Calgary tech company says radio frequency oil extraction tests were successful

A Calgary tech company has field tested its patent-pending radio frequency heating technology, known as RF XL, developed to recover bitumen from the Alberta oil sands in an environmentally friendlier way than current steam extraction methods. Acceleware Ltd. said in a statement on March 23 that the first phase of the field test program for its enhanced oil recovery technology, undertaken in partnership with GE, has successfully achieved all of its objectives. These included demonstrating that the RF XL technology is capable of delivering high levels of power from the surface into the target formation, and that the technology can heat the test formation as efficiently and quickly as predicted. The company also said that its technology is scalable to long horizontal wells. Acceleware has sold the test data to an oil sands producer. Further tests are planned.

Radio frequency technology, which has been known and considered for down-hole heating of oil reservoirs since the 1970s but has been until now only partially successful, can improve the environmental performance of oil sands and heavy oil production significantly, Acceleware claims. Renewed interest in the technology, spurred by depletion of conventional oil reserves, better computer modeling and a deeper understanding of the technology, has brought it to the point where Acceleware can now claim that its version can reduce capital costs by 76 per cent and operating costs by 43 per cent, compared to conventional steam-injection methods (steam-assisted gravity drainage, or SAGD). RF XL requires no solvents, less land, no external water and less energy to produce oil from oil sands.

Cyclic RF heating process. Source: Acceleware

In the same way that your microwave heats your food, it heats evenly; that’s how this technology works. It’s going to heat the water in the formation and then that water is going to warm the oil and the oil will move, so the big advantage is that those radio waves travel through oil and rock evenly.

Advantages of RF heating technology also include its ability to be applied equally well in a range of different reservoir types, whether deep, shallow, thin or thick. The permeability of the heavy oil in the reservoir does not limit the amount of RF power that can be injected, and the process can be powered by green sources of electricity, the company says. The water already present in all oil reservoirs is heated by electro-magnetic energy generated by an antenna, converting it into steam.

The phase one tests, lasting three days, demonstrated that key components of RF XL are “technically sound” and the process was able to heat the test formation to steam saturation temperature within the three-day test period, with greater than 85 per cent correlation with pre-test simulations.

RF heating in an assisted gravity drainage design.
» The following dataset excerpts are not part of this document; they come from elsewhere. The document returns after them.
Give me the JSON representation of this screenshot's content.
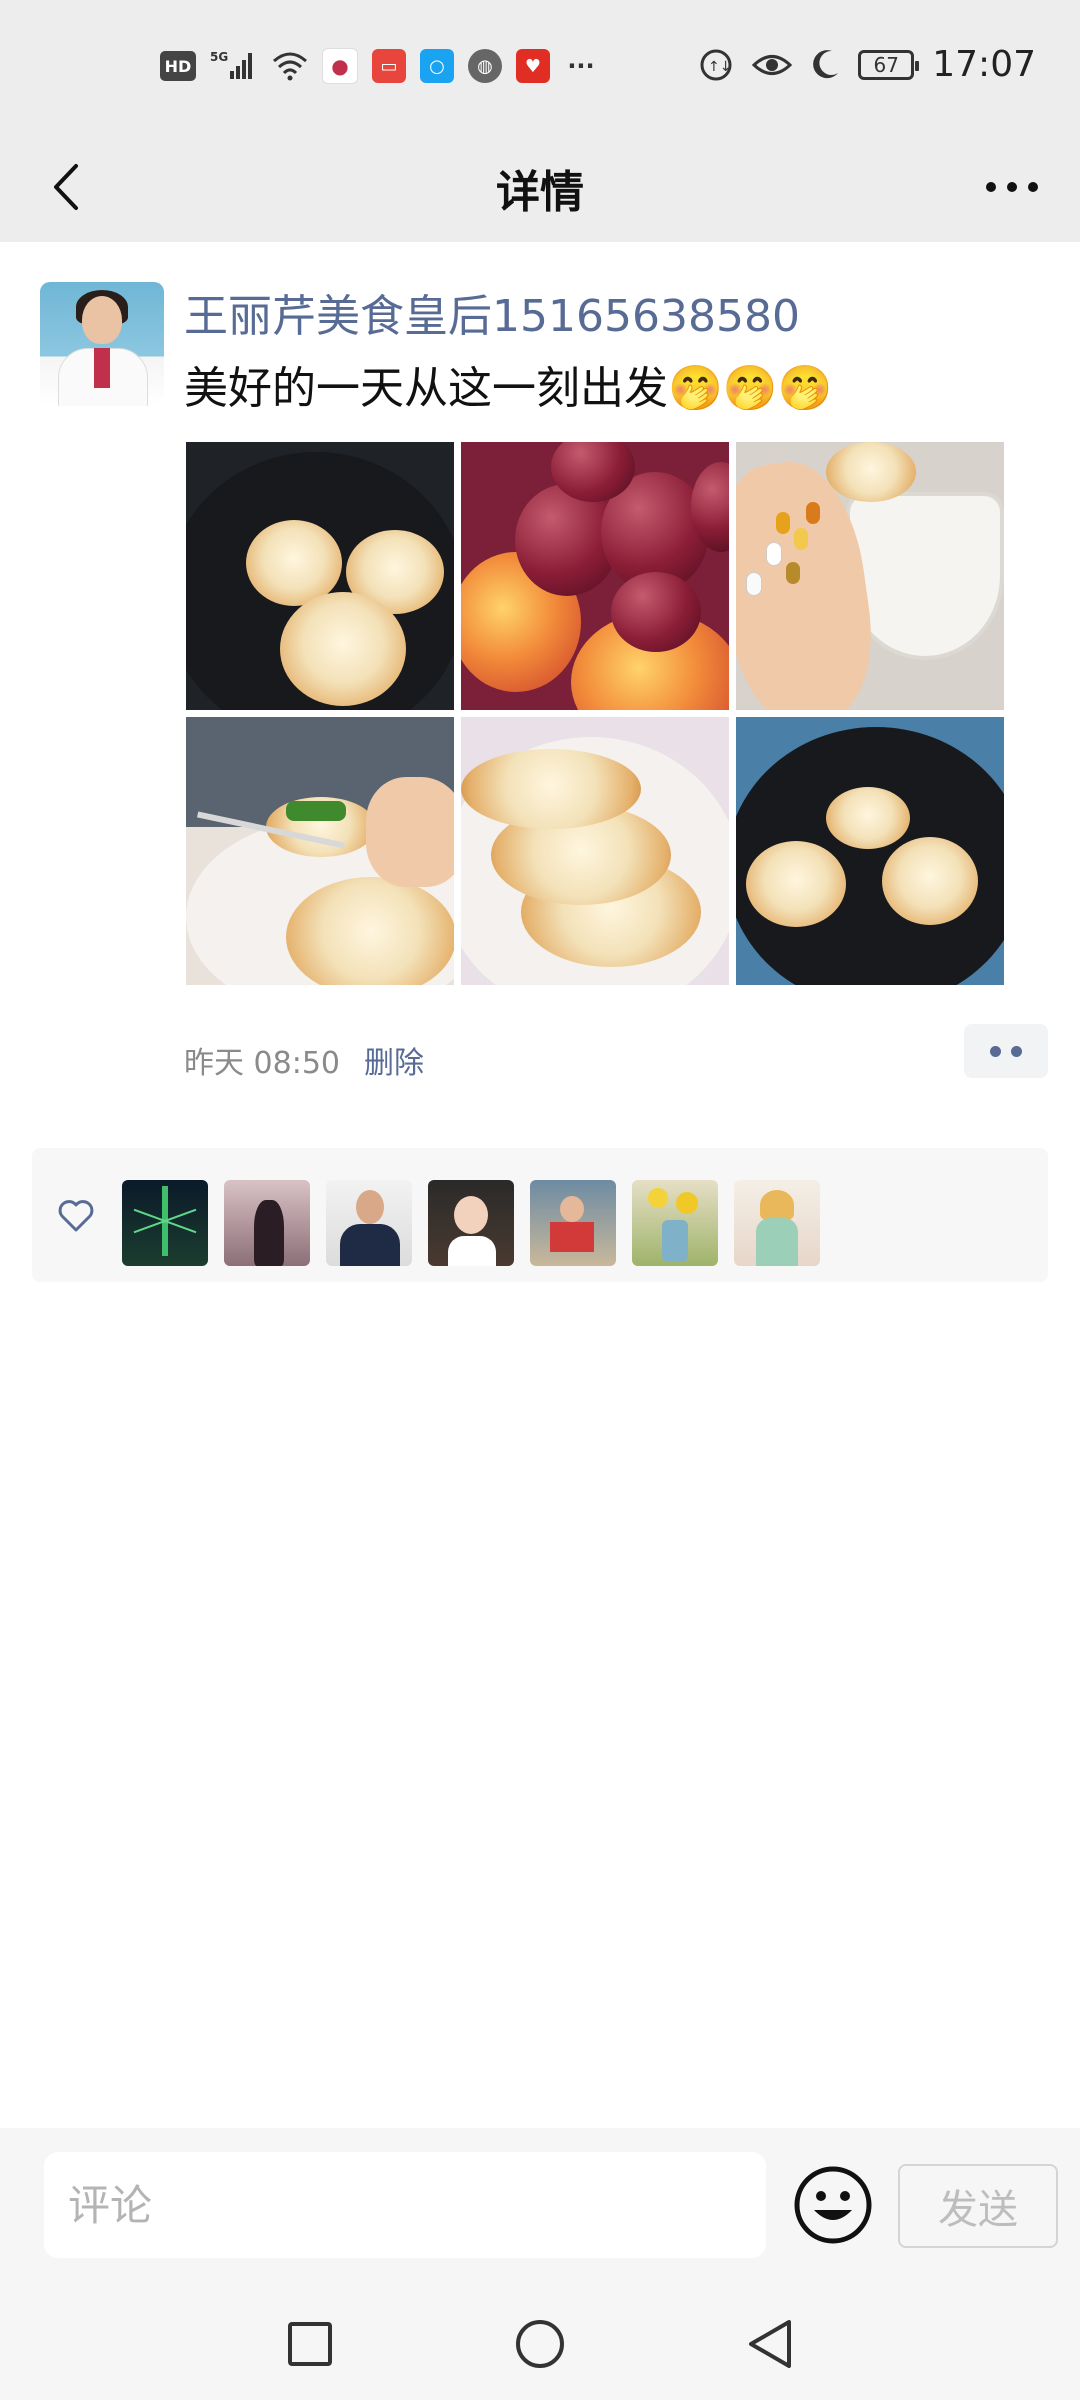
{
  "status_bar": {
    "time": "17:07",
    "battery": "67",
    "network_label": "5G",
    "hd_label": "HD",
    "more_label": "···"
  },
  "header": {
    "title": "详情"
  },
  "post": {
    "username": "王丽芹美食皇后15165638580",
    "content": "美好的一天从这一刻出发🤭🤭🤭",
    "time": "昨天 08:50",
    "delete_label": "删除"
  },
  "likes": {
    "count": 7
  },
  "composer": {
    "placeholder": "评论",
    "send_label": "发送"
  },
  "colors": {
    "link": "#576b95",
    "header_bg": "#ededed"
  }
}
Source: Acceleware

An Acceleware spokesman, Mike Tourigny, commented that the company expects RF XL to play an even bigger role in accessing the 90 per cent of Alberta oil sands deposits that have so far been commercially inaccessible. “The fundamental thing here is that this is a way to produce oil sands and any heavy oil with less power, which leads to less greenhouse gas and lower costs, and it is an opportunity for the Alberta oil industry specifically, but it applies to other oil deposits around the world. We are aware of the image that the oil sands have gotten as dirty oil; not only can we make that clean oil—as clean as oil can be—but we can bring some profit back to the industry.”

Tourigny likened the process to an “inside-out microwave” that heats food evenly. The radio waves heat the water in the oil formation, moving evenly through oil and rock, warming the oil and causing the oil to move.

In its statement Acceleware lists these as the five main ways in which RF XL optimizes heating for oil production:

  • the system utilizes a unique RF transmission line system that is able to carry high levels of RF power
  • the transmission line system is highly efficient
  • the system delivers heat to the formation quickly after start-up
  • the system employs a highly efficient silicon carbide (SiC) based RF power generator
  • the technology is scalable to very long horizontal wells

The technology remains three to five years away from commercial use.